Resonance (Differential Equations Class)

[dashkin111]

[SOLVED] Resonance (Differential Equations Class)

Homework Statement

A front-loading washing machine is mounted on a thick rubber pad that acts like a spring; the weight W = mg (with g = 9.8 m/s^2) of the machine depresses the pad exactly 0.38 cm. When its rotor spins at \omega radians per second, the rotor exerts a vertical force
F_0 cos(omega t)
Newtons on the machine. Neglecting friction, determine at what speed (in revolutions per minute) resonance vibrations will occur?

Homework Equations

The Attempt at a Solution

I decided to just set it up like a force equation in physics.

$$F=ma$$
$$kx=mg$$

Now solve for $$\omega$$ which is $$\sqrt{\frac{k}{m}}$$

$$\frac{k}{m}=\frac{g}{x}=\omega^{2}$$


So omega is:

$$\frac{35\sqrt{10}}{2}$$

Transform to rpms

$$RPMS = \omega \frac{(60)}{2\pi}$$

Which to the nearest RPM is 528. But this is wrong. Any clues?

 

[jhicks]

Try to recalculate omega, or better give the values you used to find omega.

 

[Kreizhn]

Yes, I'm confused as to where you got these numbers. Doing the same calculations I don't get the same result...

 

[dynamicsolo]

So omega is:

$$\frac{35\sqrt{10}}{2}$$

Transform to rpms

$$RPMS = \omega \frac{(60)}{2\pi}$$

Which to the nearest RPM is 528. But this is wrong. Any clues?
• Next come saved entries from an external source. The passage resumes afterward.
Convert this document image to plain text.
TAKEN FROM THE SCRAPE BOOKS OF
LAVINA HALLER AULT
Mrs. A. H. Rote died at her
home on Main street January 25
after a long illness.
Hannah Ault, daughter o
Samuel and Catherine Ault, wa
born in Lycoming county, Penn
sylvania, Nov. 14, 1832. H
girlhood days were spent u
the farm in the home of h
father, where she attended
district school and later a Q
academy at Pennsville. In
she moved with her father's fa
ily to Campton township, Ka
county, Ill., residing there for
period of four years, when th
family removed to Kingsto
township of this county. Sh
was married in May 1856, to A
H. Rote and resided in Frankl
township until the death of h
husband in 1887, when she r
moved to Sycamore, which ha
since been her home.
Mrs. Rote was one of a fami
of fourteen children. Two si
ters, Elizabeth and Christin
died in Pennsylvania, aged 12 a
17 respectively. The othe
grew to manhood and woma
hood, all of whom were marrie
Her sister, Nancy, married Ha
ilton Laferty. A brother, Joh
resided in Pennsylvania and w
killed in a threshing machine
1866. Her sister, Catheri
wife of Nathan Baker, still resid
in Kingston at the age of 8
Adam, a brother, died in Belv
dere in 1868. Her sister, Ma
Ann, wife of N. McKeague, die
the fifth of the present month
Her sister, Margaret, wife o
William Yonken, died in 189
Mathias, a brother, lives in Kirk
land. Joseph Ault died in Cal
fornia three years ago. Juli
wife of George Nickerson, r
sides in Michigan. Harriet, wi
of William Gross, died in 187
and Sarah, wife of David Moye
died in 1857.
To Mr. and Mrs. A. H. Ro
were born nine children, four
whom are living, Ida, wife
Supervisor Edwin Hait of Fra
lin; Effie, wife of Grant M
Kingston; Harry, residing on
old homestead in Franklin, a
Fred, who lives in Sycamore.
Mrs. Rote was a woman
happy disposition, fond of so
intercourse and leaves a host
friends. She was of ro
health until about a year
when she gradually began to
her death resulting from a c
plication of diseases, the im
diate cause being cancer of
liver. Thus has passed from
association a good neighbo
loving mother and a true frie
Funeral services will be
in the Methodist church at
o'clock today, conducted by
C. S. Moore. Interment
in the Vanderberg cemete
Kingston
My suspicion is insufficient precision, for one thing. Also, where did 35/2 come from?

 

[dashkin111]

Okay, found my mistake and I'll also show more steps now too.

So from the part:

$$\frac{k}{m}=\frac{g}{x}$$

k/m is omega squared. G is given as 9.8 m/s^2 and x is given as .38 cm, or .0038 m.

Solving for Omega you get:

$$\omega=\sqrt{\frac{k}{m}} = \sqrt{\frac{g}{x}}= \sqrt{\frac{9.8}{.0038}}$$

This is where my mistake is, I mistakenly entered .0032 instead of .0038 in my calculator and got the previous result.

 

[dashkin111]

BTW it was 485 rpm's